In fact, Keren described as inhuman the notion that starvation ends wars quicker. He observed: “Four decades after the Biafran war the causes and events of that time are forgotten.  What remains is an historical lesson, the idea that the Biafran Airlift was a mistake, that it caused many more deaths by prolonging the war, that a ‘quick death’ would have been the more merciful solution. In academic books about international aid, that doctrine is sated as fact without proof or discussion.

“In international politics, the doctrine impedes the impulse to intervene in humanitarian disasters like Rwanda or Darfur. This Biafra lesson explicitly condones massacres, acts of war, and mass starvation of people by its government, as long as it’s done quickly.

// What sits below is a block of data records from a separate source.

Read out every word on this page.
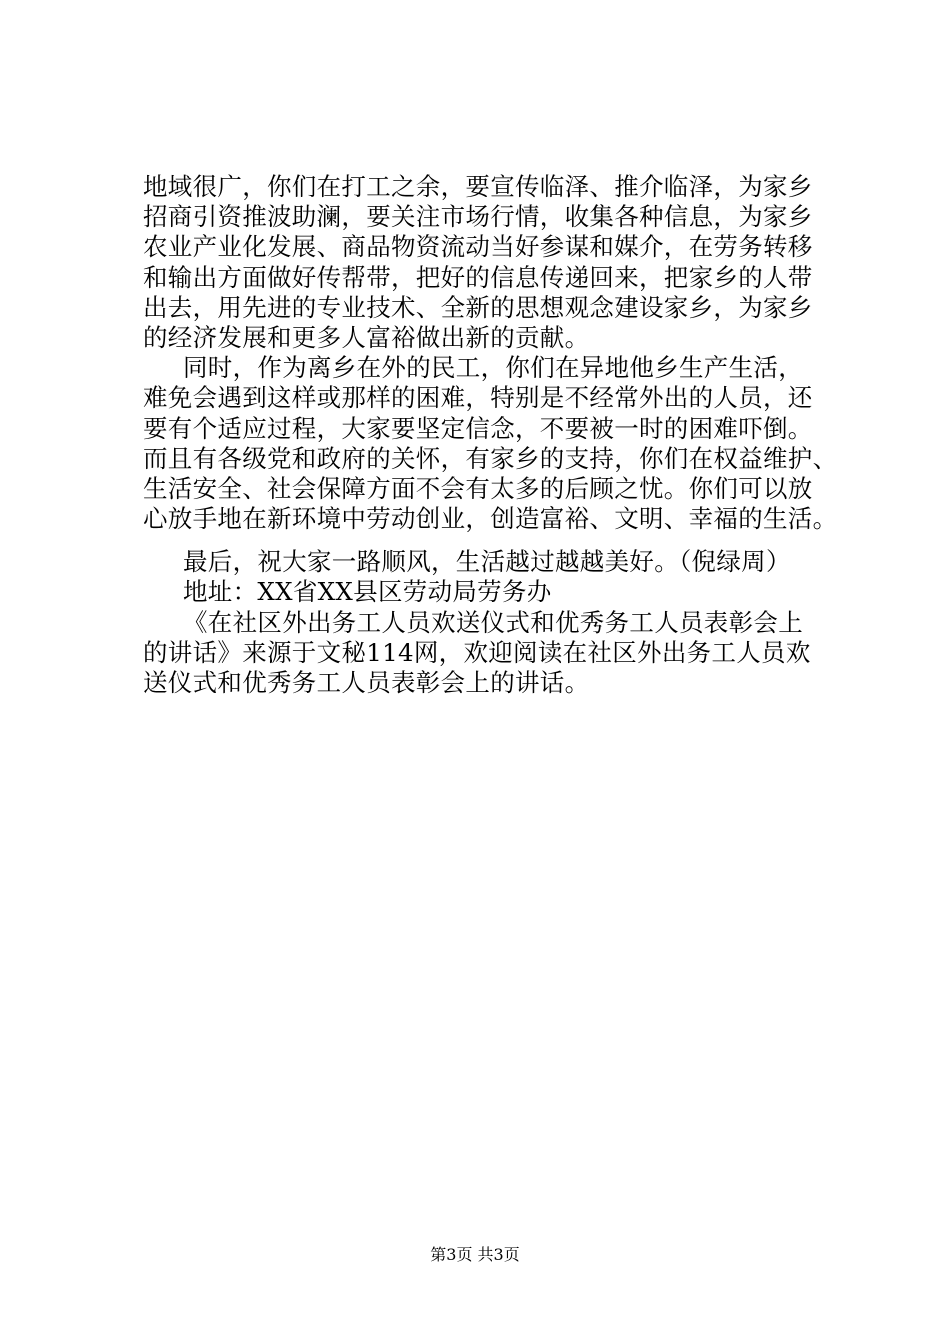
地域很广，你们在打工之余，要宣传临泽、推介临泽，为家乡
招商引资推波助澜，要关注市场行情，收集各种信息，为家乡
农业产业化发展、商品物资流动当好参谋和媒介，在劳务转移
和输出方面做好传帮带，把好的信息传递回来，把家乡的人带
出去，用先进的专业技术、全新的思想观念建设家乡，为家乡
的经济发展和更多人富裕做出新的贡献。
同时，作为离乡在外的民工，你们在异地他乡生产生活，
难免会遇到这样或那样的困难，特别是不经常外出的人员，还
要有个适应过程，大家要坚定信念，不要被一时的困难吓倒。
而且有各级党和政府的关怀，有家乡的支持，你们在权益维护、
生活安全、社会保障方面不会有太多的后顾之忧。你们可以放
心放手地在新环境中劳动创业，创造富裕、文明、幸福的生活。
最后，祝大家一路顺风，生活越过越越美好。（倪绿周）
地址：XX省XX县区劳动局劳务办
《在社区外出务工人员欢送仪式和优秀务工人员表彰会上
的讲话》来源于文秘114网，欢迎阅读在社区外出务工人员欢
送仪式和优秀务工人员表彰会上的讲话。
第3页 共3页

Instead of condemning humanitarian aid for keeping people alive too long, condemn that government which uses mass starvation to subdue its own people”.

In a review of the memoir in Peace Corps Worldwide (http://peacecorpsworldwide.org/pc-writers/2012/07/24/review-of-david/)on July 24, John Coyne, who was also an American Peace Corps member in Nigeria before the civil war noted, “What advocates of the let-them-starve doctrine need to do, says Koren, is talk to the children who without the nourishment supplied by the airlift would have died to force their government to surrender.”

The starvation policy was unfortunate and wicked and trying to absolve a person who even confessed to being an author of the policy is even more wicked.What led to the death of over two million people is not what anybody should revel in. Vice should not become virtue when it is Uche and then become what it actually is when it’s Segun.What is condemnable is condemnable whether or not our demigods are involved. That’s one of the ways to heal the painful wounds of the past and move forward in one accord as a nation.